Hello, I’m Laine

The Good Body Space is the result of over 25 years of curiosity. Curiosity that has taken me all over the world researching, trialling (and in most cases rejecting) anything and everything to do with relieving pain.

Why all this searching?

After having my twins 18 years ago, I developed chronic pain. My body felt 80. I couldn’t sleep because I could never feel comfortable. I tried everything: chiro, physio, massage, acupuncture, meditation, CBT, CBD, wine… weeping in foetal position. Most things made a difference in the moment and maybe for a short while. But nothing made a fundamental. lasting impact. Until I met a BSR practitioner by chance while on a holiday. After three sessions I was pain-free for the first time in 7 years. My body also felt different, unstuck. I couldn’t believe it.

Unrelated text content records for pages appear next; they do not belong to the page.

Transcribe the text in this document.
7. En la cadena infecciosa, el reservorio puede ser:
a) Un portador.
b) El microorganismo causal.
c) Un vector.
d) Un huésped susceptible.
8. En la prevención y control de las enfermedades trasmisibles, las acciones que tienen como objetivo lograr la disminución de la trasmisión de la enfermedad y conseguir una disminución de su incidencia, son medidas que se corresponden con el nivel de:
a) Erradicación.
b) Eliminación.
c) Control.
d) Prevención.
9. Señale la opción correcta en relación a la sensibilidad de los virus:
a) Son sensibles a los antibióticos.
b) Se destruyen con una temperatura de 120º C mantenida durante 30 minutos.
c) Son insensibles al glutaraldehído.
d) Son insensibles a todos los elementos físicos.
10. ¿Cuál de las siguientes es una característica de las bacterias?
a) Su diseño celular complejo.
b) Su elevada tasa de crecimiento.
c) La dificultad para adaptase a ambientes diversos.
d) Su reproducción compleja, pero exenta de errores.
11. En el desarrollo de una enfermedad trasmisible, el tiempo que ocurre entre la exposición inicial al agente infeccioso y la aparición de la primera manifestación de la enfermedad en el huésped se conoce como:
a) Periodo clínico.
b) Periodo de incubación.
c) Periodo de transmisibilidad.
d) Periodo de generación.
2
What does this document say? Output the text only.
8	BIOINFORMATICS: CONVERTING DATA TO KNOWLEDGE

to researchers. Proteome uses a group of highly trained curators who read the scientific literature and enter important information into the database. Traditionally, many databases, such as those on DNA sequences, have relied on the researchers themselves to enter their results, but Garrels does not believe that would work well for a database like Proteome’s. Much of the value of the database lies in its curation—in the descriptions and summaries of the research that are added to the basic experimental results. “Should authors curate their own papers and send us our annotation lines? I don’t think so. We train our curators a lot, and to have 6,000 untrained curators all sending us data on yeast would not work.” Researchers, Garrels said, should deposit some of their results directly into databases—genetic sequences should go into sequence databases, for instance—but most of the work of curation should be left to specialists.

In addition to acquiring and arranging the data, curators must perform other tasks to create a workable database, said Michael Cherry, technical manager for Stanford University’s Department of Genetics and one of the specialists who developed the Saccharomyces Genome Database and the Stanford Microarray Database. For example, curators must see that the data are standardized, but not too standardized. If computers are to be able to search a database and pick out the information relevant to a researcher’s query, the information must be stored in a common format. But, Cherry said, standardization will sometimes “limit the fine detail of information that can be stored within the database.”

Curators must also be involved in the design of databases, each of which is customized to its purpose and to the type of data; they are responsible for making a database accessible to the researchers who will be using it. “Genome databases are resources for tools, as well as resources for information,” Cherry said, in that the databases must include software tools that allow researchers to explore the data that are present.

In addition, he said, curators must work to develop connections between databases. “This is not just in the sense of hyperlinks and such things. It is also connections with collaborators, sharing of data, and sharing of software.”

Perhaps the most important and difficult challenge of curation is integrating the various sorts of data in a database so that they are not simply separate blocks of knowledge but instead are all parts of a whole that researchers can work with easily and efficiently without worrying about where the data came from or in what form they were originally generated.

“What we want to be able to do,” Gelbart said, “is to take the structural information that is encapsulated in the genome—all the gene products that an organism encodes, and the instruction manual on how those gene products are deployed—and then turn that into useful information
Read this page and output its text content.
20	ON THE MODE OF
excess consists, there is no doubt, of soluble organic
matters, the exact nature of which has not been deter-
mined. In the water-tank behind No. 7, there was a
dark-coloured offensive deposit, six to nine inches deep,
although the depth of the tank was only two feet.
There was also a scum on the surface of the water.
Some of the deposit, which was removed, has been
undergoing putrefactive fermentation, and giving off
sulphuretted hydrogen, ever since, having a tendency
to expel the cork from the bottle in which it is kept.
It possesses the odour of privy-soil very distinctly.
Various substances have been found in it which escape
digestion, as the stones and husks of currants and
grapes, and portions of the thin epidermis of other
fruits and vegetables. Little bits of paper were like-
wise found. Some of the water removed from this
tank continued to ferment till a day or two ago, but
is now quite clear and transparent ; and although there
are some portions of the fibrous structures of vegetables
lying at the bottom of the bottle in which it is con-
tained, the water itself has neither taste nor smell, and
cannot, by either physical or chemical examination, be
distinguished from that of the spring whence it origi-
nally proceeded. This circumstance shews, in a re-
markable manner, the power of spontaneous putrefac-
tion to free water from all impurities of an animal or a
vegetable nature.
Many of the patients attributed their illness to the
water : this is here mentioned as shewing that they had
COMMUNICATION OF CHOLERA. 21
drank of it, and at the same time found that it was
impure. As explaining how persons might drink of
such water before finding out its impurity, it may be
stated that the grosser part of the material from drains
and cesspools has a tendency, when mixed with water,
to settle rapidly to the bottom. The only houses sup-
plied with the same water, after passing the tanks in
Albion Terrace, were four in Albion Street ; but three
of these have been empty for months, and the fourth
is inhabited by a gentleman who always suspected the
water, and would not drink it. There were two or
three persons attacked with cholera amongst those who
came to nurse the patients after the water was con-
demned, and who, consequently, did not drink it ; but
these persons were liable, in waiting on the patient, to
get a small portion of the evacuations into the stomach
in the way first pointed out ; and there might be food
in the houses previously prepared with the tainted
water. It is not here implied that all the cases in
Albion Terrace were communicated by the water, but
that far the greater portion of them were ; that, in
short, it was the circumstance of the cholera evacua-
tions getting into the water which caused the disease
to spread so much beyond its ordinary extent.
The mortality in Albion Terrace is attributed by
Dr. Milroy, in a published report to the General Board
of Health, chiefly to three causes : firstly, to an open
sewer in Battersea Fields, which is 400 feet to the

Back in the UK it took about 6 months before the pain started to return. And I realised that because I hadn’t changed anything else (psychological as well as physical habits), I’d of course recreated the same pain. I returned for more BSR and did the 4 month residential training to become a practitioner. I had found the first piece to my pain puzzle. The second piece was changing my habitual ways of moving and breathing. Clinical somatics exercises and breathwork are a killer combination for both re-sensitising the brain to what is actually going on in the body (rather than ignoring automated processes that create pain) and retraining the nervous system to default to calm rather than hypervigilance.

The last piece fell into place when a new set of challenges appeared along with a breakdown that turned out to be the, all-too -common, experience of an ADHD nervous system once perimenopause hits. My system was strung out from being chronically set to hyper-vigilant. Learning to change my state, to change my habitual internal narrative, to reframe and to live into the future rather than from the past… brought me home to myself. I have years of therapy, plant medicine and a meditation practice to thank for that.

What I realised is that if I want to make a real difference to clients in pain I must be able to work with the whole person. Why do we separate talking and physical therapies in the first place? It seems bizarre to me.

We will work somatically together. This means taking the whole of your inner experience of your pain into account and seeing how many angles we need to approach from. For pain that is obviously ‘just pain’ e.g,. a sports injury, a fall, pain from repeated poor movements and posture (like sitting at a desk all day) - the combination of BSR with somatic exercises, breathwork and mindfulness, is powerful. For pain that’s the result of past trauma or neurodivergence or that’s psychological, adding embodied coaching to the mix is hugely beneficial.

This is a very long story, but I wanted to tell you how I got here. I see so many people with similar stories. Pain is exhausting, but I truly believe that on the other side of the pain coin, is freedom. The first thing to know is that it is possible to be pain free.
My aim in my work is first to interrupt your pain and then to empower you with tools and practices that make you your own best and wisest healer.

Last thing: The question I get asked most often is: how long will it take? I want to try and answer that here… and you probably instinctively know what I’m going to say:

It depends! On how long the pain has been there. On what it’s connected to (psychologically). On how ready you are to let it go and how committed you are to doing the homework. What I can say is that for simpler and more recent types of pain - like RSI, a sports injury, a minor accident: 3-5 sessions. 5-8 sessions is a good number to think of for anything more complicated.